On increasing the plate separation of charged condenser its energy:
A. Remains unchanged
B. Decreases
C. Increases
D. None of these.

Answer 1

Solution

here, we will use the formula of the energy of a charged condenser to find the relation between the energy and the distance between the plates. This energy will be dependent on the capacitance and the potential between the plates.
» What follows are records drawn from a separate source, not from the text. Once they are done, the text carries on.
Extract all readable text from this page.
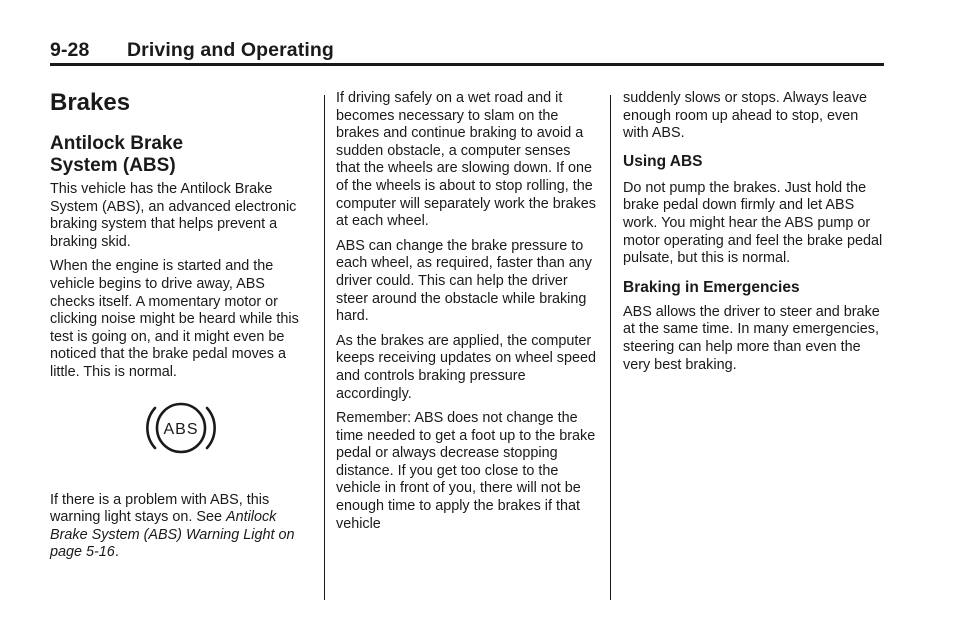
9-28 Driving and Operating
Brakes
Antilock Brake
System (ABS)

This vehicle has the Antilock Brake System (ABS), an advanced electronic braking system that helps prevent a braking skid.

When the engine is started and the vehicle begins to drive away, ABS checks itself. A momentary motor or clicking noise might be heard while this test is going on, and it might even be noticed that the brake pedal moves a little. This is normal.

ABS

If there is a problem with ABS, this warning light stays on. See Antilock Brake System (ABS) Warning Light on page 5-16.

If driving safely on a wet road and it becomes necessary to slam on the brakes and continue braking to avoid a sudden obstacle, a computer senses that the wheels are slowing down. If one of the wheels is about to stop rolling, the computer will separately work the brakes at each wheel.

ABS can change the brake pressure to each wheel, as required, faster than any driver could. This can help the driver steer around the obstacle while braking hard.

As the brakes are applied, the computer keeps receiving updates on wheel speed and controls braking pressure accordingly.

Remember: ABS does not change the time needed to get a foot up to the brake pedal or always decrease stopping distance. If you get too close to the vehicle in front of you, there will not be enough time to apply the brakes if that vehicle

suddenly slows or stops. Always leave enough room up ahead to stop, even with ABS.

Using ABS

Do not pump the brakes. Just hold the brake pedal down firmly and let ABS work. You might hear the ABS pump or motor operating and feel the brake pedal pulsate, but this is normal.

Braking in Emergencies

ABS allows the driver to steer and brake at the same time. In many emergencies, steering can help more than even the very best braking.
Complete step by step answer:
We will calculate the energy in the charged condenser by using the following formula
$U = \dfrac{1}{2}C{V^2}$
Here, $C$ is the capacitance between the parallel plates and $V$ is the potential between the plates.
Now, capacitance is defined as the ability of an object to store an electric charge. It is also defined as the ratio of the change in an electric field to the change in the electric potential of a system. Therefore, the capacitance between the parallel plates is given by
$C = \dfrac{{A{\varepsilon _0}}}{d}$
Here, $A$ is the area of plates, ${\varepsilon _0}$ is the dielectric constant in free space, and $d$ is the distance between the two plates.
Now, the potential is defined as the ability of a system to do some work. The Potential between the two plates is given by
$V = \dfrac{{Qd}}{{A{\varepsilon _0}}}$
Here, $Q$ is the charge on the plates, $d$ is the distance between the plates, $A$ is the area of plates, and ${\varepsilon _0}$ is the dielectric constant in free space.
Now, putting the values of $C$ and $V$ in the formula of energy $U$ , we get
$U = \dfrac{1}{2}C{V^2}$
$\Rightarrow \,U = \dfrac{1}{2} \times \dfrac{{A{\varepsilon _0}}}{d} \times {\left( {\dfrac{{Qd}}{{A{\varepsilon _0}}}} \right)^2}$
$\therefore \,U = \dfrac{1}{2} \times \dfrac{{{Q^2}d}}{{A{\varepsilon _0}}}$
Now, from the above relation, we get
$U \propto \,d$
Therefore, the energy of the charged condenser will increase with an increase in the separation of the plates.

So, the correct answer is “Option C”.

Note:
As the plates are carrying opposite charges, therefore, the plates will attract each other.
Hence, to separate the plates the mechanical work requires should be more.
This mechanical work is in the form of energy.